[BUG] Private cluster in spoke VNET with custom DNS in hub VNET tries to join the private DNS zone, linked to hub VNET, to the spoke one

[xi4n]

Describe the bug
Let's say I have a classical hub and spoke network topology and I would like to create an AKS private cluster in a subnet of the spoke VNET s. I use a custom DNS server in the hub VNET h and the private DNS zones, by following Azure best practices, are only linked to the hub VNET h, including the privatelink.<my_region>.azmk8s.io one, already existing prior to the creation of the cluster. The spoke VNET s is configured to use the custom DNS server in h to resolve DNS requests.

Now, when I create the private cluster by providing it the private DNS zone id of privatelink.<my_region>.azmk8s.io, grant it the role Private DNS Zone Contributor on the private DNS zone and Contributor role on the node pool subnets (not on the whole VNET s), which reside all in the VNET s, it'll throw an error during the creation of the cluster with Terraform, which I don't believe is related to Terraform.

Expected behavior
The private cluster should accept the hub VNET as single source and solution of DNS when it creates the private endpoint in the spoke VNET, because that's what Azure suggests us do.

Current behavior
The private cluster tries to join the private DNS zone I gave it to the spoke VNET, if it's not already joined. In case it doesn't have enough permissions (because I only gave it permissions on the subnet level not on the VNET level in s), it throws an error.

A workaround
I could link the private DNS zone both to my hub and spoke VNET which would solve the problem during creation, but this is not how it should be, because the spoke VNET link will be never used.
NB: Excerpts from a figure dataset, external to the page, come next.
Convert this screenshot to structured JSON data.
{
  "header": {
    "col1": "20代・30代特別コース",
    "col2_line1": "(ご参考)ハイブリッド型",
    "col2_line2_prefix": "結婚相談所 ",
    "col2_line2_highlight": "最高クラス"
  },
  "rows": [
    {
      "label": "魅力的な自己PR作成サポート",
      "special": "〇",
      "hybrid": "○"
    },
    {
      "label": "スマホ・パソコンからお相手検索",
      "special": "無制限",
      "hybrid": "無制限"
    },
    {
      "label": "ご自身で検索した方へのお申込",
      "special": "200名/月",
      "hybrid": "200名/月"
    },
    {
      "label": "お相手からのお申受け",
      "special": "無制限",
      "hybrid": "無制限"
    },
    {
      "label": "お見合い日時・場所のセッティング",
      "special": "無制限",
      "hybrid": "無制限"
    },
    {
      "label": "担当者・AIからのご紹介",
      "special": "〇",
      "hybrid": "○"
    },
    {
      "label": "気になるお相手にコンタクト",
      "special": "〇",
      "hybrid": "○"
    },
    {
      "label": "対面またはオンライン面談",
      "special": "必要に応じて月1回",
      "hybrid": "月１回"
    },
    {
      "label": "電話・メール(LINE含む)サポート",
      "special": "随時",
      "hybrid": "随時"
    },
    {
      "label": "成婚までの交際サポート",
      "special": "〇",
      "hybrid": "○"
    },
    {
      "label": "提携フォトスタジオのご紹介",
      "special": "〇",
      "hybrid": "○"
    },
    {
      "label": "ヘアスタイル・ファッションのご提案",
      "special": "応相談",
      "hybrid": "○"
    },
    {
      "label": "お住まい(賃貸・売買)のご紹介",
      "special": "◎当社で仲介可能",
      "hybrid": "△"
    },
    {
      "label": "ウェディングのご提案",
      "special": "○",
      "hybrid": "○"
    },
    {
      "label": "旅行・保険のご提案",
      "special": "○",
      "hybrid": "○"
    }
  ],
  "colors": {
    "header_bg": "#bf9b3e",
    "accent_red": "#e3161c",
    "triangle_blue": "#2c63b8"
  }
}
Did I use any preview features?
Some aks preview features are enabled in the subscription of the spoke VNET. However, I was not using any preview features related to this bug, in particular I was not using api server VNET integration and AKS was supposed to create a private endpoint for me to access the control plane.

To Reproduce
You can just use the most recent Terraform azurerm_kubernetes_cluster resource, by using 2 user assigned managed identities resp. for the cluster and for kubelet, network is CNI overlay + Cilium. You need to provide

dns_prefix_private_cluster = "something-you-like"
private_cluster_enabled = true
private_dns_zone_id = var.private_dns_zone_id # id of the private DNS zone `privatelink.<my_region>.azmk8s.io`
private_cluster_public_fqdn_enabled = false

Environment (please complete the following information):

• Terraform v1.9.4 with azurerm 4.20, but again I don't think this is Terraform relevant
• Kubernetes version 1.31.5

[asifkd012020]

@xi4n - this is by design behavior, read hub spoke private aks doco - https://learn.microsoft.com/en-us/azure/aks/private-clusters?tabs=default-basic-networking%2Cazure-portal#hub-and-spoke-with-custom-dns

The private DNS zone is linked only to the VNet that the cluster nodes are attached to (3). This means that the private endpoint can only be resolved by hosts in that linked VNet. In scenarios where no custom DNS is configured on the VNet (default), this works without issue as hosts point at 168.63.129.16 for DNS that can resolve records in the private DNS zone because of the link.